International information
- National side: Sri Lanka (2013–2016);
- T20I debut (cap 50): 21 November 2013 v New Zealand
- Last T20I: 5 July 2016 v England

Domestic team information
- 2011–present: Sinhalese Sports Club
- Tamil Union CAC

Career statistics
| Competition | T20I | FC | LA |
| Matches | 2 | 35 | 38 |
| Runs scored | 19 | 1,028 | 496 |
| Batting average | 19.00 | 21.87 | 19.07 |
| 100s/50s | 0/0 | 0/6 | 0/0 |
| Top score | 19 | 91* | 49* |
| Balls bowled | 39 | 4,123 | 1,356 |
| Wickets | 1 | 81 | 34 |
| Bowling average | 46.00 | 29.23 | 31.17 |
| 5 wickets in innings | 0 | 2 | 0 |
| 10 wickets in match | 0 | 0 | 0 |
| Best bowling | 1/19 | 8/102 | 4/30 |
| Catches/stumpings | 0/– | 37/– | 13/– |

Medal record
Representing Sri Lanka
Men's Cricket
Asian Games
| Gold medal – first place | 2014 Incheon | Team |
- Source: Cricinfo, 10 March 2018

= Ramith Rambukwella =

Sri Lankan cricketer

Ramith Rambukwella (born 8 September 1991) is a former Sri Lankan first-class cricketer who played for Tamil Union Cricket and Athletic Club and Twenty20 Internationals for Sri Lanka national side. Ramith has been named as a suspect in the allegations of misappropriating approximately Rs. 8 million from Ministry funds to pay salaries and maintain staff, despite these individuals not rendering any official services.
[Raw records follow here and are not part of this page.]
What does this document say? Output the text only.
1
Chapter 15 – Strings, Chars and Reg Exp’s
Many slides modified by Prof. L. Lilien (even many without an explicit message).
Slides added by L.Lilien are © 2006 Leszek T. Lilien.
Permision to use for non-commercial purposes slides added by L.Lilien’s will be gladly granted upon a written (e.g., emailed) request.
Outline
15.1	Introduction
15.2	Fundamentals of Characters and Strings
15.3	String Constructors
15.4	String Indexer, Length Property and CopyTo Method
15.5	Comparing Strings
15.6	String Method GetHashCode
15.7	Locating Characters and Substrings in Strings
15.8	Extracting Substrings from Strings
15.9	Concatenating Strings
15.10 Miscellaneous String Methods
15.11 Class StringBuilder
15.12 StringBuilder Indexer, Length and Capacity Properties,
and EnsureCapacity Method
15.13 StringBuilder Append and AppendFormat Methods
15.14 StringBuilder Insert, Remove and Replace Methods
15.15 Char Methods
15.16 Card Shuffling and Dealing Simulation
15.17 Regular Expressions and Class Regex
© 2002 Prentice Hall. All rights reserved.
His father Keheliya Rambukwella was a minister and was a member of parliament in Sri Lankan government and has been remanded in 2025 over the same allegation.

==Domestic career==
In April 2018, he was named in Galle's squad for the 2018 Super Provincial One Day Tournament. In August 2018, he was named in Dambulla's squad the 2018 SLC T20 League.

==International career==
He made his Twenty20 International (T20I) debut against New Zealand on 21 November 2013 as the 50th T20I cap for Sri Lanka.

Rambukwella, who was in UK with the Sri Lanka A team in July 2016, was called up to Sri Lanka's squad for the T20I against England on 5 July 2016.

==Personal life==
Rambukwella is married to his longtime partner Natali, where the wedding was celebrated on 3 May 2017 in Galle Face Hotel.
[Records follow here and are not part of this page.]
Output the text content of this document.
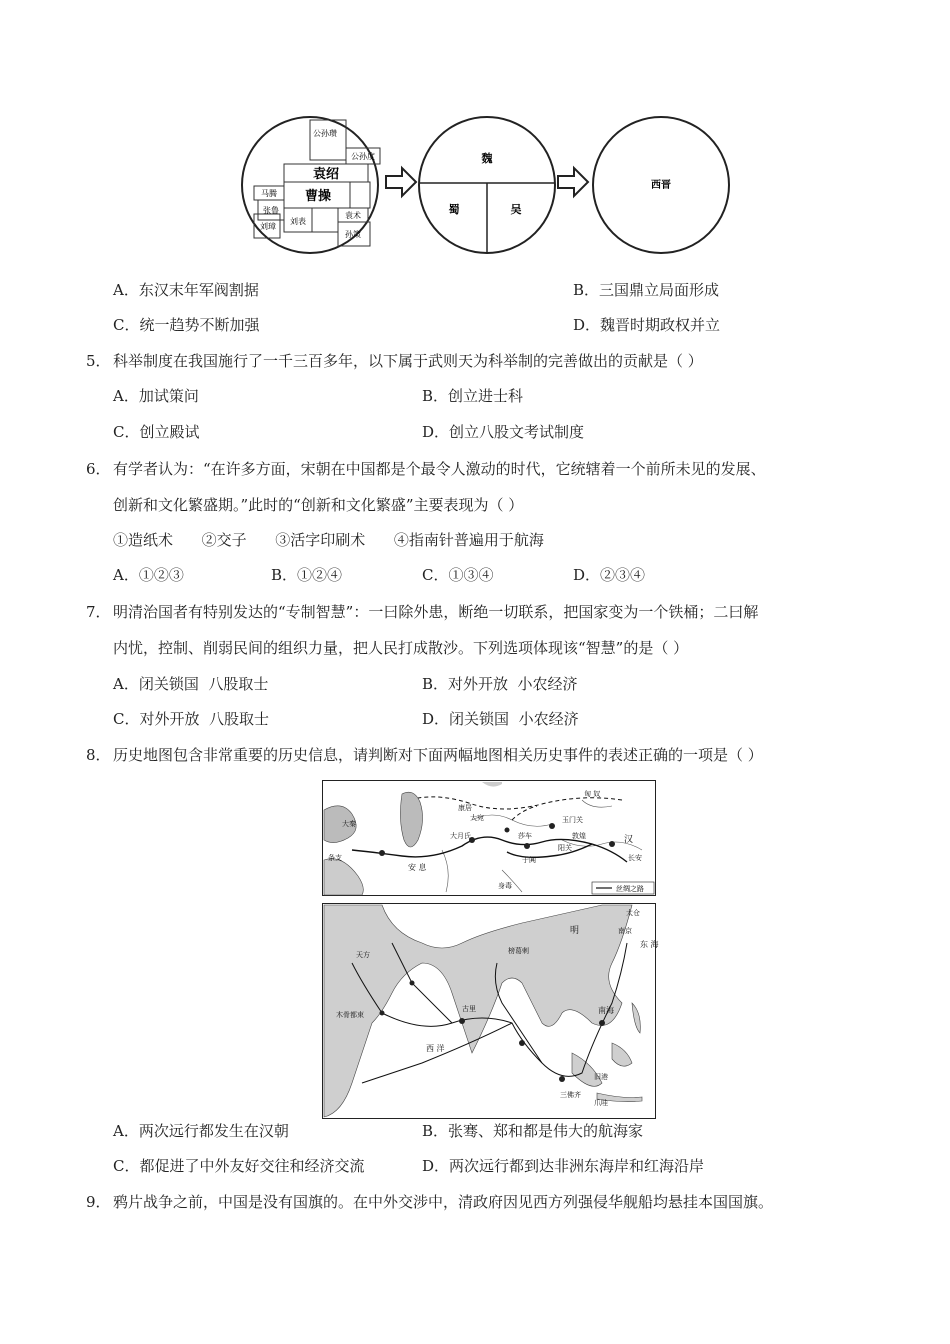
公孙瓒
公孙度
袁绍
曹操
马腾
张鲁
刘璋
刘表
袁术
孙策
魏
蜀	吴
西晋
A．东汉末年军阀割据	B．三国鼎立局面形成
C．统一趋势不断加强	D．魏晋时期政权并立
5． 科举制度在我国施行了一千三百多年，以下属于武则天为科举制的完善做出的贡献是（ ）
A．加试策问	B．创立进士科
C．创立殿试	D．创立八股文考试制度
6． 有学者认为：“在许多方面，宋朝在中国都是个最令人激动的时代，它统辖着一个前所未见的发展、
创新和文化繁盛期。”此时的“创新和文化繁盛”主要表现为（ ）
①造纸术      ②交子      ③活字印刷术      ④指南针普遍用于航海
A．①②③	B．①②④	C．①③④	D．②③④
7． 明清治国者有特别发达的“专制智慧”：一曰除外患，断绝一切联系，把国家变为一个铁桶；二曰解
内忧，控制、削弱民间的组织力量，把人民打成散沙。下列选项体现该“智慧”的是（ ）
A．闭关锁国  八股取士	B．对外开放  小农经济
C．对外开放  八股取士	D．闭关锁国  小农经济
8． 历史地图包含非常重要的历史信息，请判断对下面两幅地图相关历史事件的表述正确的一项是（ ）
匈 奴
玉门关
敦煌
阳关
汉
长安
安 息
于阗
莎车
大宛
康居
大月氏
身毒
条支
大秦
丝绸之路
明	南京
太仓
东 海
南海
天方
古里
木骨都束
西 洋
旧港
三佛齐
爪哇
榜葛剌
A．两次远行都发生在汉朝	B．张骞、郑和都是伟大的航海家
C．都促进了中外友好交往和经济交流	D．两次远行都到达非洲东海岸和红海沿岸
9． 鸦片战争之前，中国是没有国旗的。在中外交涉中，清政府因见西方列强侵华舰船均悬挂本国国旗。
==Arrest and misbehavior==

In May 2025, Rambukwella was remanded until June 3 by the Colombo Magistrate’s Court following his arrest. The case stems from allegations that during his tenure as Minister of Mass Media, Health, and Environment in 2021–2023, Keheliya Rambukwella appointed several close associates to his personal staff and unlawfully obtained allowances on their behalf. Investigations by the Commission to Investigate Allegations of Bribery or Corruption (CIABOC) revealed that these actions caused a financial loss exceeding Rs. 8 million to the state.
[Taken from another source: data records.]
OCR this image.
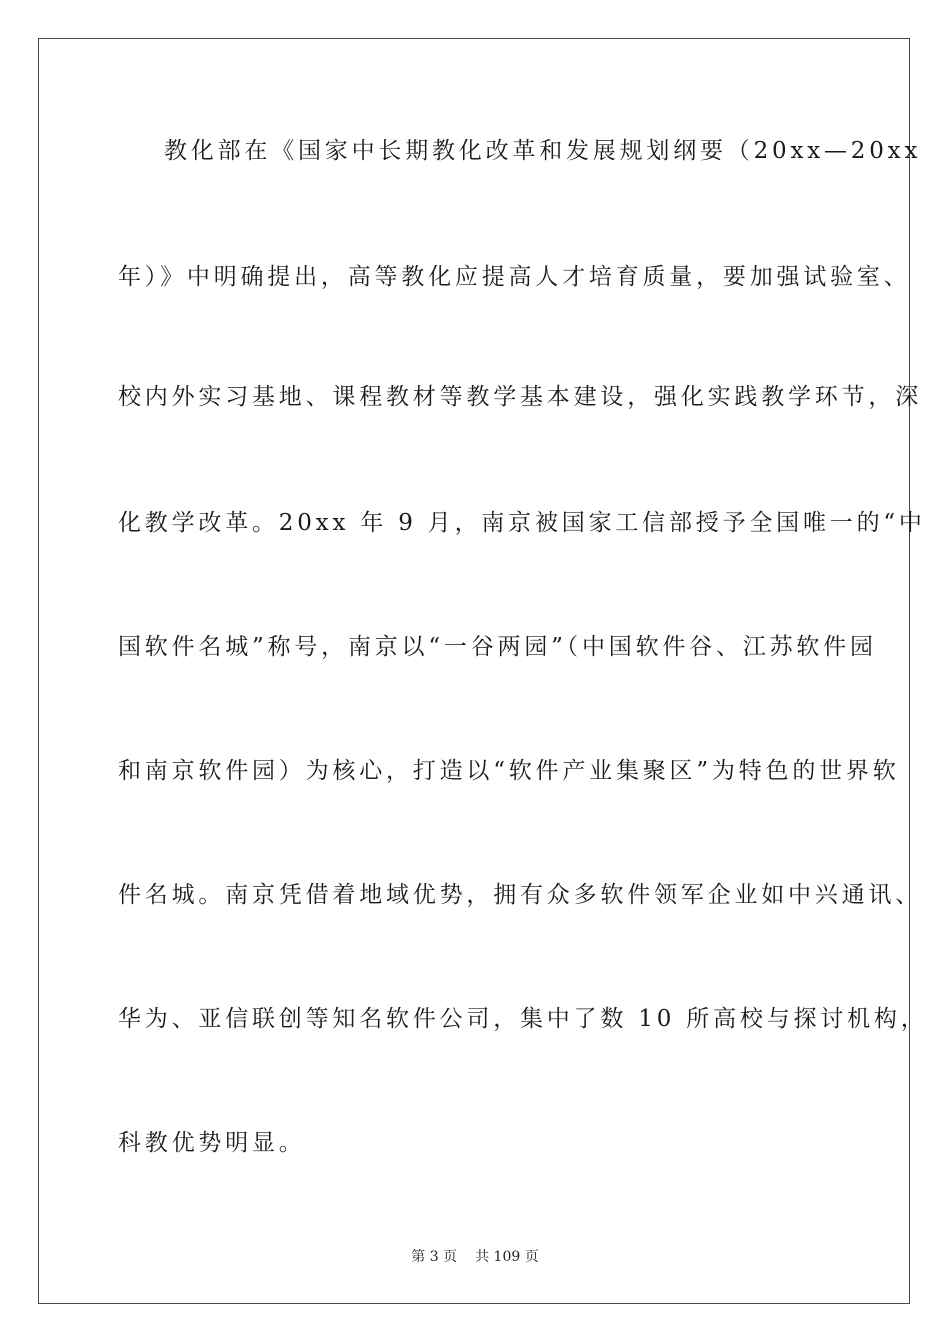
教化部在《国家中长期教化改革和发展规划纲要（20xx—20xx
年）》中明确提出，高等教化应提高人才培育质量，要加强试验室、
校内外实习基地、课程教材等教学基本建设，强化实践教学环节，深
化教学改革。20xx 年 9 月，南京被国家工信部授予全国唯一的“中
国软件名城”称号，南京以“一谷两园”（中国软件谷、江苏软件园
和南京软件园）为核心，打造以“软件产业集聚区”为特色的世界软
件名城。南京凭借着地域优势，拥有众多软件领军企业如中兴通讯、
华为、亚信联创等知名软件公司，集中了数 10 所高校与探讨机构，
科教优势明显。
第 3 页 共 109 页
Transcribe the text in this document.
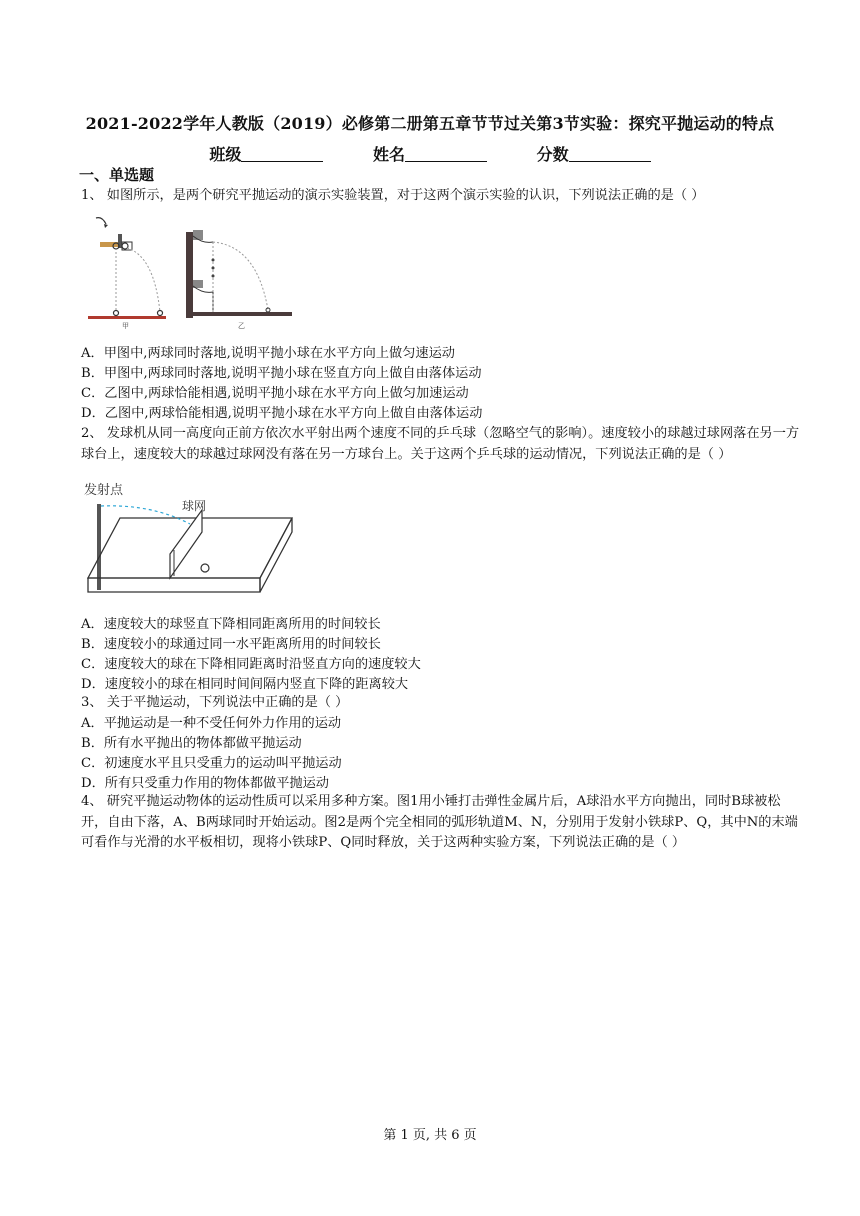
2021-2022学年人教版（2019）必修第二册第五章节节过关第3节实验：探究平抛运动的特点
班级	姓名	分数
一、单选题
1、 如图所示，是两个研究平抛运动的演示实验装置，对于这两个演示实验的认识，下列说法正确的是（ ）
甲	乙
A．甲图中,两球同时落地,说明平抛小球在水平方向上做匀速运动
B．甲图中,两球同时落地,说明平抛小球在竖直方向上做自由落体运动
C．乙图中,两球恰能相遇,说明平抛小球在水平方向上做匀加速运动
D．乙图中,两球恰能相遇,说明平抛小球在水平方向上做自由落体运动
2、 发球机从同一高度向正前方依次水平射出两个速度不同的乒乓球（忽略空气的影响）。速度较小的球越过球网落在另一方球台上，速度较大的球越过球网没有落在另一方球台上。关于这两个乒乓球的运动情况，下列说法正确的是（ ）
发射点
球网
A．速度较大的球竖直下降相同距离所用的时间较长
B．速度较小的球通过同一水平距离所用的时间较长
C．速度较大的球在下降相同距离时沿竖直方向的速度较大
D．速度较小的球在相同时间间隔内竖直下降的距离较大
3、 关于平抛运动，下列说法中正确的是（ ）
A．平抛运动是一种不受任何外力作用的运动
B．所有水平抛出的物体都做平抛运动
C．初速度水平且只受重力的运动叫平抛运动
D．所有只受重力作用的物体都做平抛运动
4、 研究平抛运动物体的运动性质可以采用多种方案。图1用小锤打击弹性金属片后，A球沿水平方向抛出，同时B球被松开，自由下落，A、B两球同时开始运动。图2是两个完全相同的弧形轨道M、N，分别用于发射小铁球P、Q，其中N的末端可看作与光滑的水平板相切，现将小铁球P、Q同时释放，关于这两种实验方案，下列说法正确的是（ ）
第 1 页, 共 6 页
On 18 July 2013, Rambukwella was fined with 50% of his tour fee of the West Indies after causing mild panic on a flight by attempting to open the cabin door at 35,000 feet. He was drunk at that time, where he had mistaken the cabin door for the lavatory, and suggested he had been half-asleep, which is what prompted the error.

In September 2013, he was arrested following a car accident in Colombo, which struck a wall. He was arrested again in March 2018, for involving in drunk driving and assault.